03. WSL2 Memory and Performance Tuning
WSL2 by default consumes up to 50% of your system RAM or 8 GB, whichever is lower. On a machine with 32 GB this is fine. On a machine with 16 GB running Ollama, Docker, and a browser simultaneously, WSL2 memory growth will eventually hit the limit, trigger the Linux OOM killer, and crash your inference session without warning.
Check current memory use inside WSL2:
free -h
# total used free shared buff/cache available
# Mem: 7.7Gi 3.2Gi 4.4Gi 0.0Ki 1.0Gi 4.4Gi
The .wslconfig file at C:\Users\YOUR_USERNAME\.wslconfig controls WSL2's memory and CPU allocation. Create it if it does not exist:
[wsl2]
memory=12GB
processors=8
swap=8GB
localhostForwarding=true
This limits WSL2 to 12 GB RAM with 8 GB swap on the WSL2 virtual disk. The swap file lives in %USERPROFILE%\AppData\Local\wsl\swap.vhdx and grows dynamically. If the swap file reaches 100% and WSL2 cannot expand it (disk full or quota reached), you get silent failures.
Apply changes by shutting down WSL2:
wsl --shutdown
Then reopen Ubuntu. The new limits take effect immediately.
Performance-critical setting: localhostForwarding=true lets you access WSL2 services (Ollama on port 11434, for example) from the Windows host browser at http://localhost:11434. If this is false, you must use the WSL2 internal IP address, which changes after every wsl --shutdown.

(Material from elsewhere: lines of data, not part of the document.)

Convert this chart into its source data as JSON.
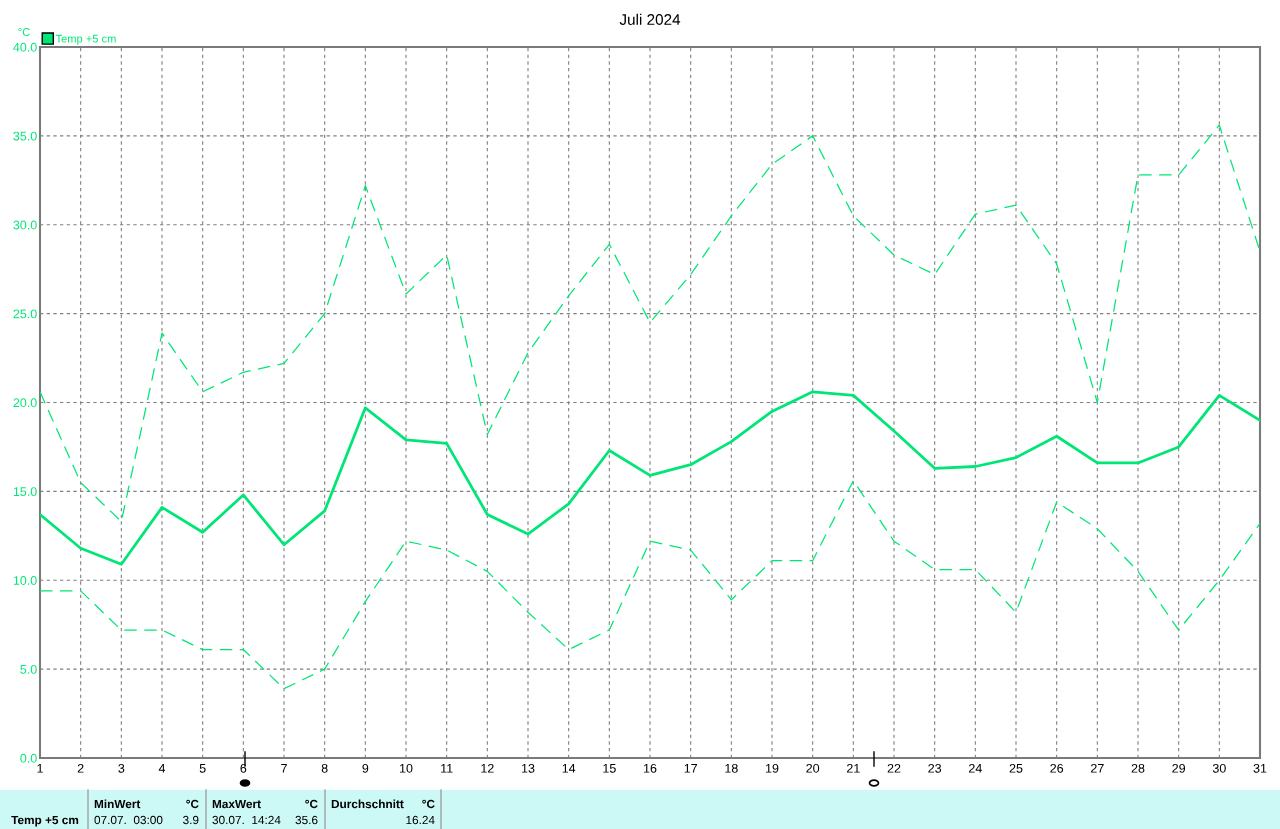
{
  "chart_data": {
    "type": "line",
    "title": "Juli 2024",
    "ylabel": "°C",
    "x": [
      1,
      2,
      3,
      4,
      5,
      6,
      7,
      8,
      9,
      10,
      11,
      12,
      13,
      14,
      15,
      16,
      17,
      18,
      19,
      20,
      21,
      22,
      23,
      24,
      25,
      26,
      27,
      28,
      29,
      30,
      31
    ],
    "series": [
      {
        "name": "Temp +5 cm",
        "color": "#00e676",
        "line_style": "solid",
        "values": [
          13.7,
          11.8,
          10.9,
          14.1,
          12.7,
          14.8,
          12.0,
          13.9,
          19.7,
          17.9,
          17.7,
          13.7,
          12.6,
          14.3,
          17.3,
          15.9,
          16.5,
          17.8,
          19.5,
          20.6,
          20.4,
          18.4,
          16.3,
          16.4,
          16.9,
          18.1,
          16.6,
          16.6,
          17.5,
          20.4,
          19.0
        ]
      },
      {
        "color": "#00e676",
        "line_style": "dashed",
        "values": [
          20.6,
          15.5,
          13.3,
          23.9,
          20.6,
          21.7,
          22.2,
          25.0,
          32.2,
          26.1,
          28.3,
          18.2,
          22.8,
          26.0,
          28.9,
          24.5,
          27.2,
          30.5,
          33.4,
          35.0,
          30.5,
          28.3,
          27.2,
          30.6,
          31.1,
          27.8,
          20.0,
          32.8,
          32.8,
          35.6,
          28.5
        ]
      },
      {
        "color": "#00e676",
        "line_style": "dashed",
        "values": [
          9.4,
          9.4,
          7.2,
          7.2,
          6.1,
          6.1,
          3.9,
          5.0,
          8.8,
          12.2,
          11.7,
          10.5,
          8.2,
          6.1,
          7.2,
          12.2,
          11.7,
          8.9,
          11.1,
          11.1,
          15.6,
          12.2,
          10.6,
          10.6,
          8.2,
          14.4,
          12.9,
          10.5,
          7.2,
          10.0,
          13.2
        ]
      }
    ],
    "xlim": [
      1,
      31
    ],
    "xticks": [
      1,
      2,
      3,
      4,
      5,
      6,
      7,
      8,
      9,
      10,
      11,
      12,
      13,
      14,
      15,
      16,
      17,
      18,
      19,
      20,
      21,
      22,
      23,
      24,
      25,
      26,
      27,
      28,
      29,
      30,
      31
    ],
    "ylim": [
      0,
      40
    ],
    "yticks": [
      {
        "value": 0,
        "label": "0.0"
      },
      {
        "value": 5,
        "label": "5.0"
      },
      {
        "value": 10,
        "label": "10.0"
      },
      {
        "value": 15,
        "label": "15.0"
      },
      {
        "value": 20,
        "label": "20.0"
      },
      {
        "value": 25,
        "label": "25.0"
      },
      {
        "value": 30,
        "label": "30.0"
      },
      {
        "value": 35,
        "label": "35.0"
      },
      {
        "value": 40,
        "label": "40.0"
      }
    ],
    "grid": true,
    "legend": "top left",
    "marker": "none",
    "annotations": [
      "Temp +5 cm",
      "MinWert",
      "°C",
      "07.07.  03:00",
      "3.9",
      "MaxWert",
      "°C",
      "30.07.  14:24",
      "35.6",
      "Durchschnitt",
      "°C",
      "16.24"
    ]
  }
}
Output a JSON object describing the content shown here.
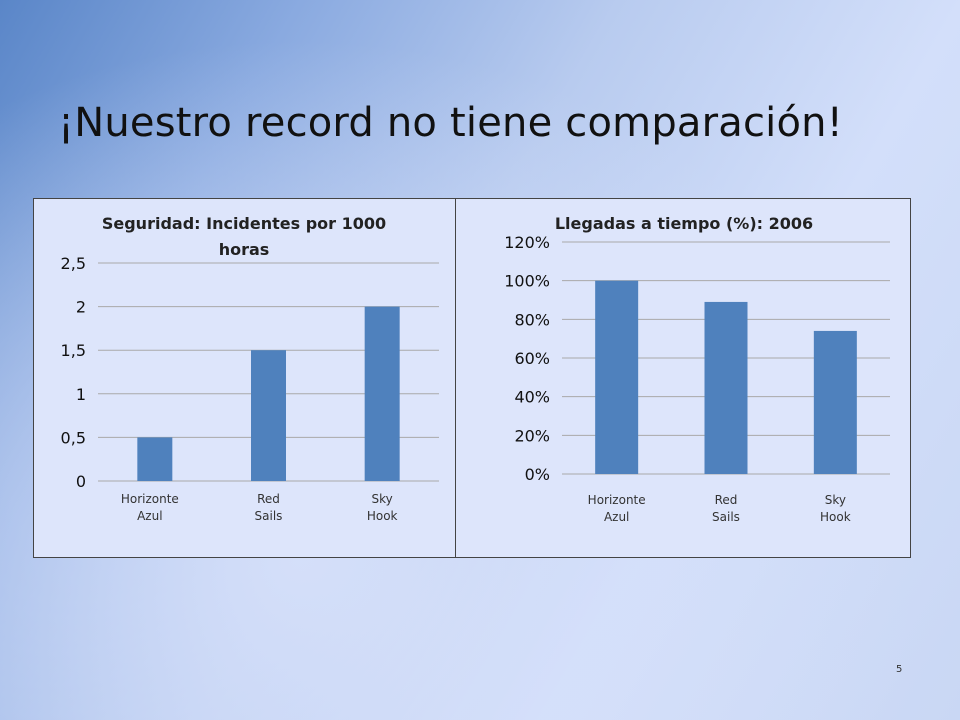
{
  "slide": {
    "title": "¡Nuestro record no tiene comparación!",
    "page_number": "5",
    "bar_color": "#4f81bd"
  },
  "chart_data": [
    {
      "type": "bar",
      "title": "Seguridad: Incidentes por 1000 horas",
      "title_lines": [
        "Seguridad: Incidentes por 1000",
        "horas"
      ],
      "categories": [
        "Horizonte Azul",
        "Red Sails",
        "Sky Hook"
      ],
      "category_lines": [
        [
          "Horizonte",
          "Azul"
        ],
        [
          "Red",
          "Sails"
        ],
        [
          "Sky",
          "Hook"
        ]
      ],
      "values": [
        0.5,
        1.5,
        2.0
      ],
      "ylim": [
        0,
        2.5
      ],
      "yticks": [
        0,
        0.5,
        1,
        1.5,
        2,
        2.5
      ],
      "ytick_labels": [
        "0",
        "0,5",
        "1",
        "1,5",
        "2",
        "2,5"
      ],
      "grid": true,
      "xlabel": "",
      "ylabel": ""
    },
    {
      "type": "bar",
      "title": "Llegadas a tiempo (%): 2006",
      "title_lines": [
        "Llegadas a tiempo (%): 2006"
      ],
      "categories": [
        "Horizonte Azul",
        "Red Sails",
        "Sky Hook"
      ],
      "category_lines": [
        [
          "Horizonte",
          "Azul"
        ],
        [
          "Red",
          "Sails"
        ],
        [
          "Sky",
          "Hook"
        ]
      ],
      "values": [
        1.0,
        0.89,
        0.74
      ],
      "ylim": [
        0,
        1.2
      ],
      "yticks": [
        0,
        0.2,
        0.4,
        0.6,
        0.8,
        1.0,
        1.2
      ],
      "ytick_labels": [
        "0%",
        "20%",
        "40%",
        "60%",
        "80%",
        "100%",
        "120%"
      ],
      "grid": true,
      "xlabel": "",
      "ylabel": ""
    }
  ]
}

To find the current WSL2 IP:
hostname -I | awk '{print $1}'
Store this in an environment variable in PowerShell:
$env:WSL_IP = (wsl.exe hostname -I | ForEach-Object { $_.Split(' ')[0] })
Local verification checkpoint
Run the smallest example from this chapter in a local workspace and record the package version, runtime, data path, and observed output. If the result depends on model size, vector count, CPU/GPU backend, or available memory, note that constraint beside the exercise so the lesson remains reproducible.
Read your current .wslconfig, double the memory allocation, run wsl --shutdown, confirm the new limit in free -h inside Ubuntu, then restore the original value.